Изменить стиль страницы

Примерно в полпервого ночи, когда я, отчасти под влиянием хорошего воспитания, отчасти из-за усталости, начал посматривать на часы, Елена Георгиевна сказала, что так легко они меня не отпустят. Я должен помочь им перенести письменный стол из маленькой квартиры на шестом этаже, которую Андрей Дмитриевич использовал как свой кабинет, в их квартиру, на седьмой этаж. К сожалению, не было никого, кто бы мог увековечить на пленке эту сцену: в час ночи мы с Андреем Дмитриевичем тащили вверх по лестнице письменный стол. Я опасался, не слишком ли это тяжело для пожилого академика, но Андрей Дмитриевич справился с этим без заметной одышки.

В записной книжке у меня сохранился список узников совести — членов советских Хельсинских групп, тщательно внесенный туда Еленой Георгиевной. Список постоянно меняется — в последнее время в основном сокращается. У некоторых имен стояли один или два вопросительных знака.

— Между ними — ряд обычных преступников, — добавила Елена Георгиевна. — Необходимо быть осторожным. Некоторые из них получили срок по параграфу 70 лишь в лагере, за какую-нибудь забастовку, демонстрацию, за контакты с настоящими политзаключенными.

Аналогичное утверждение я услышал на следующий день от исполняющего обязанности министра внутренних дел СССР.

Я стараюсь убедить Андрея Дмитриевича рассказать о том, что он перечувствовал в 1968 г.
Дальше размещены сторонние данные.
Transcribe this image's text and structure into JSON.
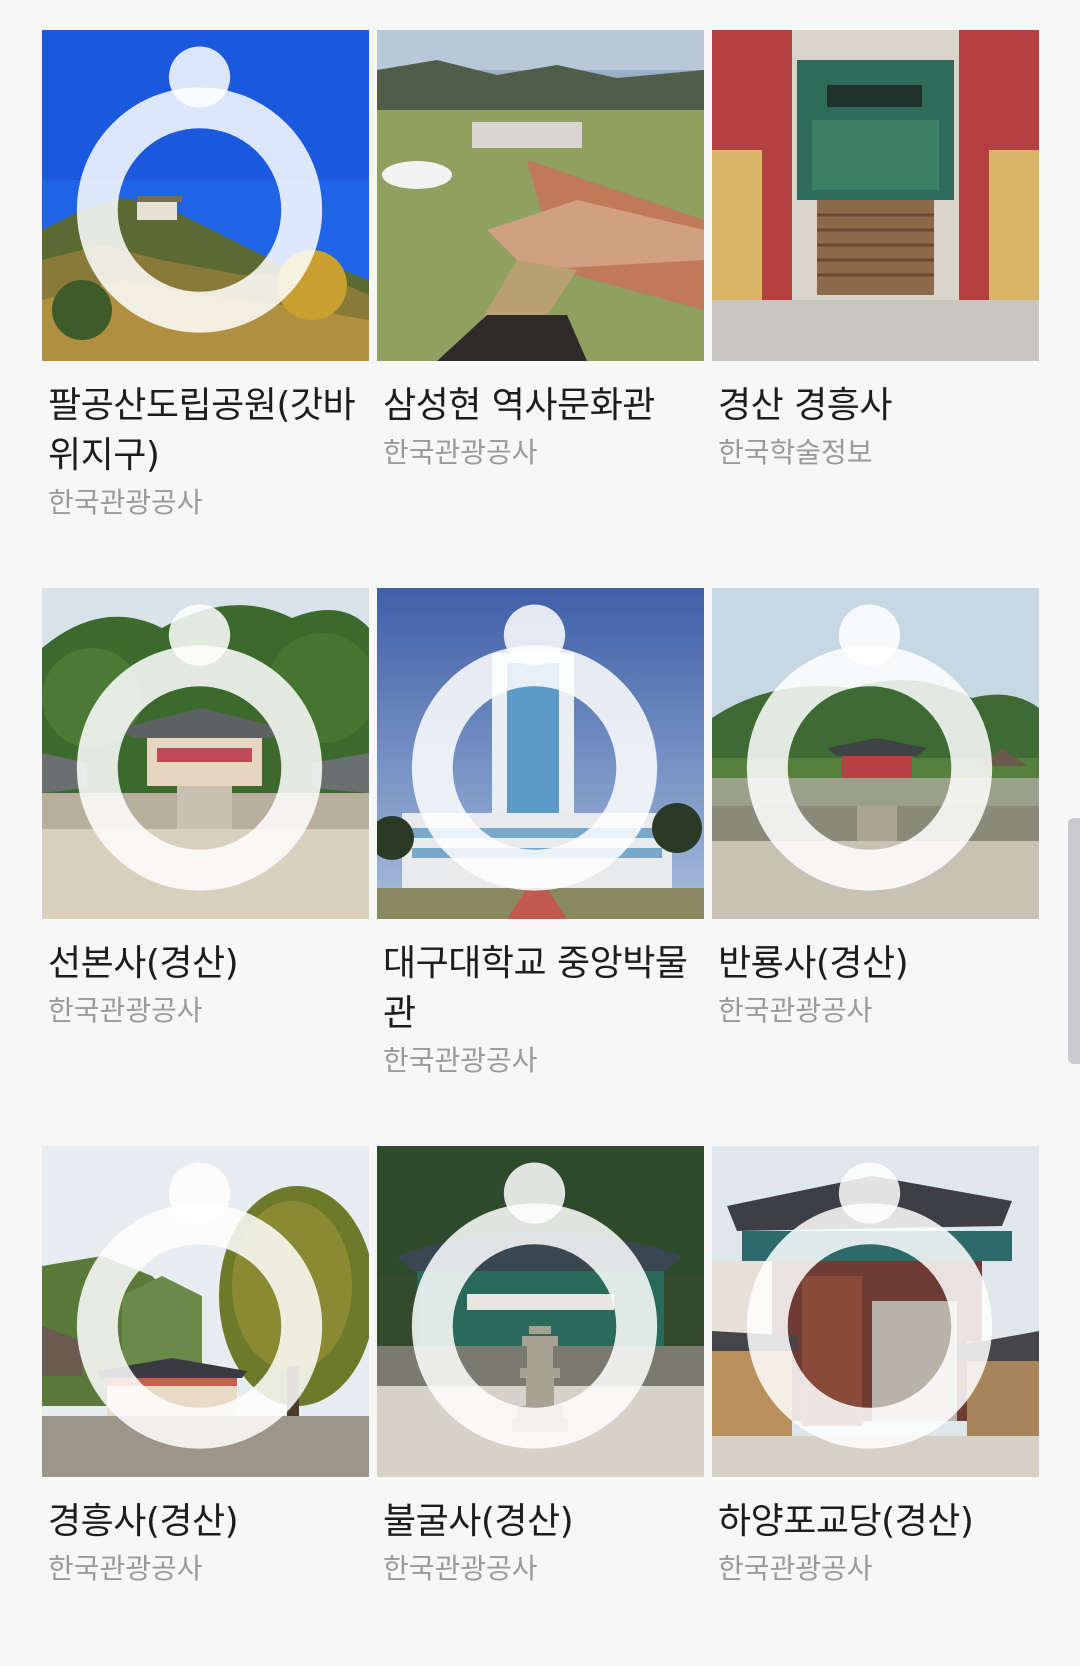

Он несколько растерян. Я задаю ему свои заранее заготовленные вопросы; однако, мне кажется, что Андрею Дмитриевичу нечего ответить.
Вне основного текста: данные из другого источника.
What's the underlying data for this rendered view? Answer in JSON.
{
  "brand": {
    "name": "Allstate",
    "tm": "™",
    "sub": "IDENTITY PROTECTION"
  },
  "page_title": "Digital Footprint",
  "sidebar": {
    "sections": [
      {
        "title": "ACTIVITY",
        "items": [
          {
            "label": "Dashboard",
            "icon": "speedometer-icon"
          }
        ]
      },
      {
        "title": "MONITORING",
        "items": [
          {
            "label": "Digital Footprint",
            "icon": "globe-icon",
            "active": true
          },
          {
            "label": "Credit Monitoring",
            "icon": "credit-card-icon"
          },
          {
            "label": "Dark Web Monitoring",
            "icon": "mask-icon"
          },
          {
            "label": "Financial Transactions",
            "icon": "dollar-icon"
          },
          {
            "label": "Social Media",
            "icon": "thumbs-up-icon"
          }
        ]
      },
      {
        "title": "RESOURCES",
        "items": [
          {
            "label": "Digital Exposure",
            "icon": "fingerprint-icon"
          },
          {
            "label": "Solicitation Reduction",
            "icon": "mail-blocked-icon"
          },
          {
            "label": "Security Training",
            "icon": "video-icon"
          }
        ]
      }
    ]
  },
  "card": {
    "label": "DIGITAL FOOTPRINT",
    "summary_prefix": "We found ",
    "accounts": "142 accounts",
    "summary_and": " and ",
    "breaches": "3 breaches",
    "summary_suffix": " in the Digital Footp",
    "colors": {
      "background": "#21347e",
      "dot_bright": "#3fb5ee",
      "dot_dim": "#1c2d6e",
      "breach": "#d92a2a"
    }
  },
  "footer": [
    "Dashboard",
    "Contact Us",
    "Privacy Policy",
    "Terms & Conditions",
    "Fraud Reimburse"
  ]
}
— Я жил тогда очень изолированно. Я общался с крайне ограниченным кругом людей. Хотя я и слушал иностранные передачи, но у меня было очень мало информации о том, что происходило в Чехословакии. Из подлинных документов я видел только «2000 слов», которые я получил, кажется, от Медведева.

— От нас тогда хотели лишь одно: чтобы мы производили оружие. Они старались воспрепятствовать получению политической информации, кроме той, что печаталась в «Правде». Я получал лишь бюллетень ТАСС, но он посвящался главным образом стратегическим вопросам. Даже его нам не всегда давали.

— У меня тогда не было доступа к неофициальной информации…

— Существует определенная внутренняя связь между тем, что тогда происходило в Чехословакии и моей статьей «Рассуждения о прогрессе, мирном сосуществовании и интеллектуальной свободе».

Андрей Дмитриевич опять возвращается к моим вопросам и старается как можно точнее ответить на мой вопрос, повлияла ли как-то пражская весна на его политическое развитие и на написание выдающегося эссе.

— Непосредственного импульса от пражской весны не было. У меня тогда было слишком мало информации, и потом из-за моего личного характера…

Весной и летом 1968 г. Андрей Дмитриевич еще не был внутри диссидентского движения. Ему трудно сказать, какое событие из периода пражской весны произвело на него наибольшее впечатление. Он не задавал себе тогда вопроса, не приостановит ли Советский Союз своей военной силой этот чехословацкий эксперимент. Андрею Дмитриевичу, сделавшему в 1962 г. все, чтобы воспрепятствовать взрыву советской супербомбы, и в голову не пришло присоединиться к демонстрации против оккупации Чехословакии на Красной площади — он, кажется, даже не знал, что такая демонстрация готовится. Хотя оккупация Чехословакии потрясла его, он и в мыслях не собирался опубликовать тогда какой-нибудь протест или заявление.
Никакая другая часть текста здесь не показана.